Memorie van toelichting - Wijziging van de Tabakswet ter verhoging van de minimumleeftijd van 16 jaar naar 18 jaar van personen aan wie tabaksproducten mogen worden verkocht (Verhoging minimumleeftijd verkoop tabaksproducten) - Hoofdinhoud
Deze memorie van toelichting i is onder nr. 3 toegevoegd aan wetsvoorstel 33590 - Verhoging minimumleeftijd verkoop tabaksproducten i.
Inhoudsopgave
Officiële titel | Wijziging van de Tabakswet ter verhoging van de minimumleeftijd van 16 jaar naar 18 jaar van personen aan wie tabaksproducten mogen worden verkocht (Verhoging minimumleeftijd verkoop tabaksproducten); Memorie van toelichting; Memorie van toelichting |
---|---|
Documentdatum | 26-03-2013 |
Publicatiedatum | 26-03-2013 |
Nummer | KST335903 |
Kenmerk | 33590, nr. 3 |
Externe link | origineel bericht |
Originele document in PDF |
Tweede Kamer der Staten-Generaal
Vergaderjaar 2012–2013
33 590
Wijziging van de Tabakswet ter verhoging van de minimumleeftijd van 16 jaar naar 18 jaar van personen aan wie tabaksproducten mogen worden verkocht (Verhoging minimumleeftijd verkoop tabaksproducten)
Nr. 3
MEMORIE VAN TOELICHTING
-
1.Inleiding
De huidige Tabakswet kent een minimumleeftijd van zestien jaar voor personen aan wie tabaksproducten mogen worden verkocht. De regering acht het gewenst deze minimumleeftijd te verhogen tot achttien jaar.
-
2.Onderbouwing
Tabak is een verslavend en schadelijk product. Dat geldt zeker voor jongeren. Het regeringsbeleid is er op gericht het roken op jonge leeftijd tegen te gaan. Momenteel rookt nog 20% van de jongeren van 10 tot 19 jaar, onder jongeren van 16 is dit zelfs rond de 30%. Bekend is dat voor de meeste rokers hun tabaksverslaving begint in de periode dat ze op de middelbare school zitten. In deze periode vertonen jongeren experimenteergedrag, zijn ze beïnvloedbaar en zijn hun hersenen zeer gevoelig voor de verslavende eigenschappen van nicotine. Hoe eerder een kind begint met roken hoe waarschijnlijker het is dat hij of zij verslaafd raakt. Ook kunnen rokers die vroeg zijn gestart met veel roken op latere leeftijd vaker moeilijker stoppen met roken. Het is dus belangrijk dat jongeren niet beginnen met roken. Daarom is het wenselijk de verkrijgbaarheid van tabak voor jongeren te beperken en pas mogelijk te maken vanaf 18 jaar.
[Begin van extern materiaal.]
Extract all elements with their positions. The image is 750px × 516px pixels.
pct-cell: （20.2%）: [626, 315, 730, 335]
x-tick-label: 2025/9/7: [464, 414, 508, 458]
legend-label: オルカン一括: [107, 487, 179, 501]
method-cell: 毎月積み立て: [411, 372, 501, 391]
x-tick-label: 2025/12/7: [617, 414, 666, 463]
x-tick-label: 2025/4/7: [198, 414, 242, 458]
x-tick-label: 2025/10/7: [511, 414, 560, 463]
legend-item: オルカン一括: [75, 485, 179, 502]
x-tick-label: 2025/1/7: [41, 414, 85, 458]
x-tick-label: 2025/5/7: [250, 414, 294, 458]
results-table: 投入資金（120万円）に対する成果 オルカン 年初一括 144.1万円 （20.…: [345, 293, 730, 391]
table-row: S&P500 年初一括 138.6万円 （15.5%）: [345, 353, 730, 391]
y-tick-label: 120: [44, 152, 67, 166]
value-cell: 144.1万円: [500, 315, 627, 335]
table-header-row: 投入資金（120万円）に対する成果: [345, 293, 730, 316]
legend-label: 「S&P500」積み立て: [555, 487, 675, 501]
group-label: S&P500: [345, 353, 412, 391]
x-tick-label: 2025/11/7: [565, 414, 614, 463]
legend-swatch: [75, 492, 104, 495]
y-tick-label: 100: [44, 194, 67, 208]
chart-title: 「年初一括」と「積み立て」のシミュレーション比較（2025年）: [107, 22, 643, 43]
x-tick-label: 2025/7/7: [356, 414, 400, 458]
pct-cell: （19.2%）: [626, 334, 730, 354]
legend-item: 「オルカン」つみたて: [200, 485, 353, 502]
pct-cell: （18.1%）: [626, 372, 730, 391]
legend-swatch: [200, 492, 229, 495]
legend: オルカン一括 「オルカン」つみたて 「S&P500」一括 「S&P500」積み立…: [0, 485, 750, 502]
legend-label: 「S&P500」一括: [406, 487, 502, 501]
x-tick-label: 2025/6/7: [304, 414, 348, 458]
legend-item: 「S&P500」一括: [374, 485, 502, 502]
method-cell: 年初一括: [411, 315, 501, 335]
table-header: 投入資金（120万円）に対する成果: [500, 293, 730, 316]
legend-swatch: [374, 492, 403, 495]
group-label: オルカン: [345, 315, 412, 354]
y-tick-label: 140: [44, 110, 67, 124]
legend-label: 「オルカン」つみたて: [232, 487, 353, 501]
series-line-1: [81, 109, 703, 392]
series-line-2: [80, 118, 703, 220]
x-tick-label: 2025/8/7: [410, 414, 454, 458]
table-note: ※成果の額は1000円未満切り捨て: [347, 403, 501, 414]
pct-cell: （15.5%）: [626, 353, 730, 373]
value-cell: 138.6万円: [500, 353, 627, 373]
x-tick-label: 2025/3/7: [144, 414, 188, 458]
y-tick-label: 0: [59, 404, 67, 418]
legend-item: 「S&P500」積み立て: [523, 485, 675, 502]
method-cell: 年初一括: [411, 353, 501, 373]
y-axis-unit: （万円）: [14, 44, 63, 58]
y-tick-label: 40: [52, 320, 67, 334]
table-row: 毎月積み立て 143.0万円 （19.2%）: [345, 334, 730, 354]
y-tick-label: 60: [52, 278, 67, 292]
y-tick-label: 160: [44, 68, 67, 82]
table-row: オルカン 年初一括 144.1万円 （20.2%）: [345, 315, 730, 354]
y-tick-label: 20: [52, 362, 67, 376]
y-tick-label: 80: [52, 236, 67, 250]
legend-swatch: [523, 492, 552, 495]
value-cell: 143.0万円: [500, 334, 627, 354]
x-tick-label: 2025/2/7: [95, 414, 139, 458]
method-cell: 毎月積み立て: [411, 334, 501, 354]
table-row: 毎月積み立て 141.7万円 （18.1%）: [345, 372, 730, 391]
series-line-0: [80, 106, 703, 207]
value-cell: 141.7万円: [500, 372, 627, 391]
De afgelopen jaren heeft de regering een integraal genotmiddelenbeleid ontwikkeld waarbij de middelen alcohol, tabak en cannabis in samenhang worden benaderd. Ik wijs wat dit betreft ook op samenhangende ontwikkelingen, met name op het initiatiefwetsvoorstel van de leden Voordewind, Van der Staaij, Bouwmeester en Uitslag tot verhoging van de leeftijdsgrens voor alcohol van 16 naar 18 jaar (Kamerstukken II 2011/12, 33 341) en op de in de Eerste Kamer aanvaarde motie van het lid Meurs c.s. (Kamerstukken I 2011/12, 32 022, onder G) waarin eveneens om deze leeftijdverhoging gevraagd werd. Gelet op de brede steun voor dit voorstel in zowel de Eerste Kamer als de Tweede Kamer is de verwachting gerechtvaardigd dat de verhoogde leeftijdsgrens voor alcohol in 2014 wet zal worden.
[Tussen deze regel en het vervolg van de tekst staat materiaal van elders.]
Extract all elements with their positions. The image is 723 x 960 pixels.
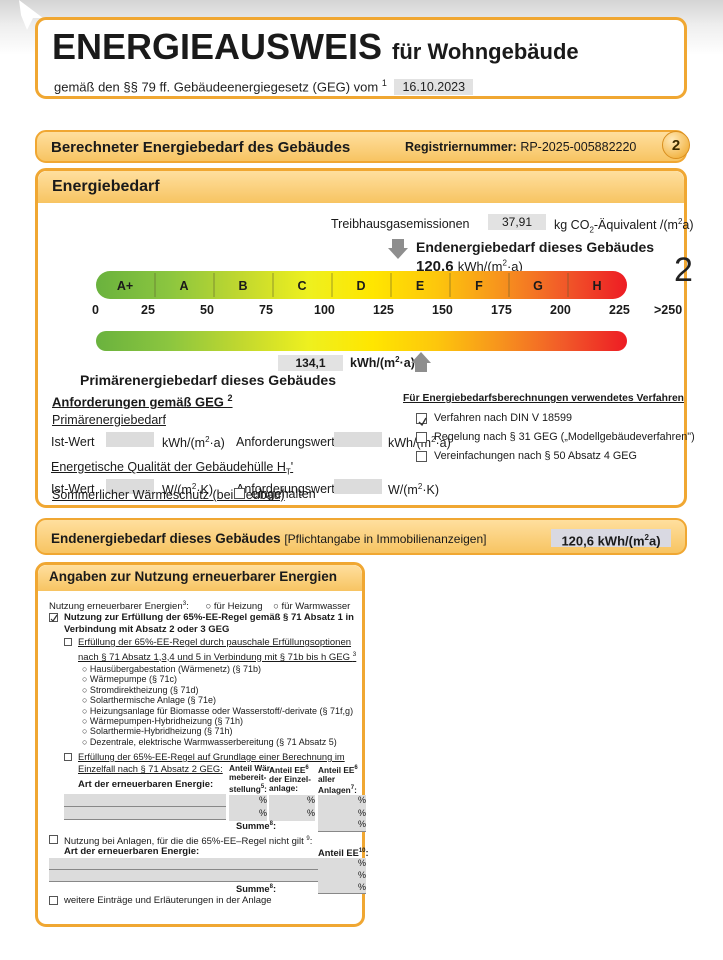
svg-text:G: G [533, 279, 543, 293]
svg-text:H: H [592, 279, 601, 293]
svg-text:A+: A+ [117, 279, 133, 293]
svg-text:C: C [297, 279, 306, 293]
svg-text:B: B [238, 279, 247, 293]
svg-text:A: A [179, 279, 188, 293]
svg-text:E: E [416, 279, 424, 293]
svg-text:D: D [356, 279, 365, 293]
svg-text:F: F [475, 279, 483, 293]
Daarmee zou de leeftijdsgrens voor alcohol op 18 jaar komen te liggen. De leeftijdsgrens voor de toegang tot een coffeeshop lag al op 18 jaar. De leeftijdsgrens voor tabak is momenteel 16 jaar. Een verhoging van de tabaksleeftijdsgrens past derhalve heel goed in het preventiebeleid, waarin veel prioriteit wordt gegeven aan bescherming van jongeren. Tevens wordt met deze verhoging voorkomen dat jongeren straks meer gaan roken, omdat tabak dan nog het enige middel is dat te verkrijgen is onder de 18 jaar.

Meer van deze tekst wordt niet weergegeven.